Notavo che quella donna, per farsi credere, dava sempre una marea di dettagli, che ritenevo irrilevanti, consistenti nei motivi dell’assenza del prete ed io pensavo:
“Ecco il classico ragionamento di chi è abituato a dire bugie; condisce i propri racconti con tantissimi particolari, del tutto inutili per farsi credere”.
Non potevo farmi prendere in giro. Assolutamente no! e così, senza alcun preavviso, mi recai, ancora una volta, in quella parrocchia.
Erano le ore 10,00 di un giovedì. Un sole splendido s’appoggiava con la sua luce sulla facciata della chiesa, che s’affacciava su una piazza, crocevia di diverse strade sempre affollate.
Entrando, non vidi nessuno, tranne il sagrestano, che cambiava i fiori di un altare di una navata laterale.
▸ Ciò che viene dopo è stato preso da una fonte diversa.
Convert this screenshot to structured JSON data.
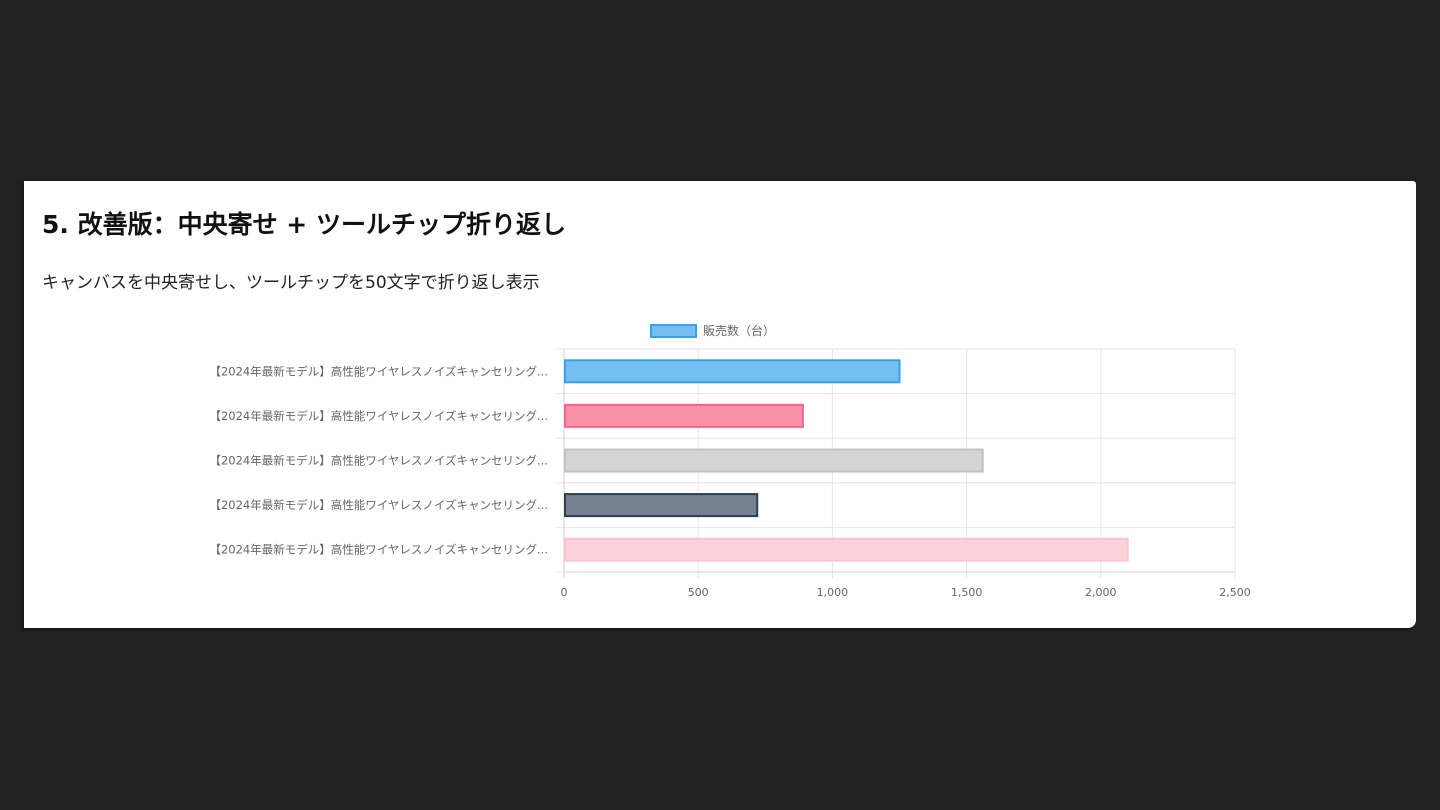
{
  "section": {
    "title": "5. 改善版：中央寄せ + ツールチップ折り返し",
    "description": "キャンバスを中央寄せし、ツールチップを50文字で折り返し表示"
  },
  "chart_data": {
    "type": "bar",
    "orientation": "horizontal",
    "categories": [
      "【2024年最新モデル】高性能ワイヤレスノイズキャンセリング...",
      "【2024年最新モデル】高性能ワイヤレスノイズキャンセリング...",
      "【2024年最新モデル】高性能ワイヤレスノイズキャンセリング...",
      "【2024年最新モデル】高性能ワイヤレスノイズキャンセリング...",
      "【2024年最新モデル】高性能ワイヤレスノイズキャンセリング..."
    ],
    "series": [
      {
        "name": "販売数（台）",
        "values": [
          1250,
          890,
          1560,
          720,
          2100
        ]
      }
    ],
    "bar_colors": [
      {
        "fill": "#75bdf2",
        "stroke": "#36a2eb"
      },
      {
        "fill": "#fa91a9",
        "stroke": "#ff6384"
      },
      {
        "fill": "#d4d4d4",
        "stroke": "#c2c2c2"
      },
      {
        "fill": "#76808e",
        "stroke": "#2c3e50"
      },
      {
        "fill": "#fbd2da",
        "stroke": "#f9c4d0"
      }
    ],
    "legend_swatch": {
      "fill": "#75bdf2",
      "stroke": "#36a2eb"
    },
    "xlim": [
      0,
      2500
    ],
    "x_ticks": [
      0,
      500,
      1000,
      1500,
      2000,
      2500
    ],
    "x_tick_labels": [
      "0",
      "500",
      "1,000",
      "1,500",
      "2,000",
      "2,500"
    ],
    "grid": true,
    "legend_position": "top"
  }
}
Mi accostai a lui e chiesi gentilmente:
“Chiedo scusa, sa se c’è il parroco?”.
Immediata fu la risposta:
“Sì…è sopra…o meglio…non c’è”.
Obiettai: “Perché questa incertezza. Mi dica: sì o no”.
Mi rispose: “Io direi di sì…ma la ‘monsignora’ vuole che io dica sempre di no”.
“La monsignora?… chi è la monsignora?”.
“Perché non lo sa? Chiamiamo così la sorella del parroco”.
Pensai: “La monsignora!!! o Dio mio!! il titolo di monsignore si estende anche al genere femminile parentale…mah! ”.
Accostandosi, poi, al mio orecchio mi sussurrò:
“Le raccomando…acqua in bocca!”.
Incuriosito, mi inoltrai nel corridoio della sagrestia.
Giunto all’Ufficio parrocchiale, la porta era aperta e notai la donna, seduta ad un lato della scrivania del primo Novecento, con cassetti e ripiani rivestiti con carta “giglio”.
Nella mano sinistra aveva l’“ovetto”, cioè l’attrezzo oggi inusuale, che serviva una volta per rammendare o riparare i calzini, con la mano destra cercava di infilarlo in una calza nera che aveva un evidente buco nel calcagno.
Quell’immagine richiamava alla mia memoria quella di mia nonna, molto brava a rammendare le calze.
Allora, però, pochi avevano la possibilità di comprare un paio di calzini, oggi sono sufficienti quattro euro che sono alla portata di tutti.
Chiesi permesso e poi mi inoltrai avvicinandomi alla “monsignora” che, con l’ago e il filo, riparava il calzino nero.
“Buongiorno! Scusi se l’interrompo, potrei parlare con il parroco?”.
“Mi dica!”.
“Cerco il parroco!”
“Sì, capisco…mi dica”.
“Dovrei parlare col parroco”.
“Quindi con Mons. xxxxxxx”.
“Preferisco chiamarlo padre e non monsignore. Oggi anche i cardinali amano farsi chiamare «padre»”.
“I cardinali, se vogliono possono farsi anche calpestare dalla gente ma a mio fratello bisogna dare rispetto… È monsignore e basta!”.
“Non credo che se uno lo chiama padre, manchi di rispetto”.
“Ma lei sa chi è mio fratello?”.
“Certo che lo so”.
“Aveva, in diocesi, un posto eccellente, sa cos’era: era ilxxxxxxxxxx. Poteva aspirare a fare il vescovo, ma qualcuno…ma!… lasciamo stare…Il vescovo, per dare il posto ad un altro……………….. egli ha detto: «Non ti preoccupare fai per ora il parroco e il canonico… ti tengo qua nel mio cuore, in attesa di tempi migliori» e così è arrivato qua, ma è sempre in attesa di……..Fortunatamente mio fratello ha una sorella”.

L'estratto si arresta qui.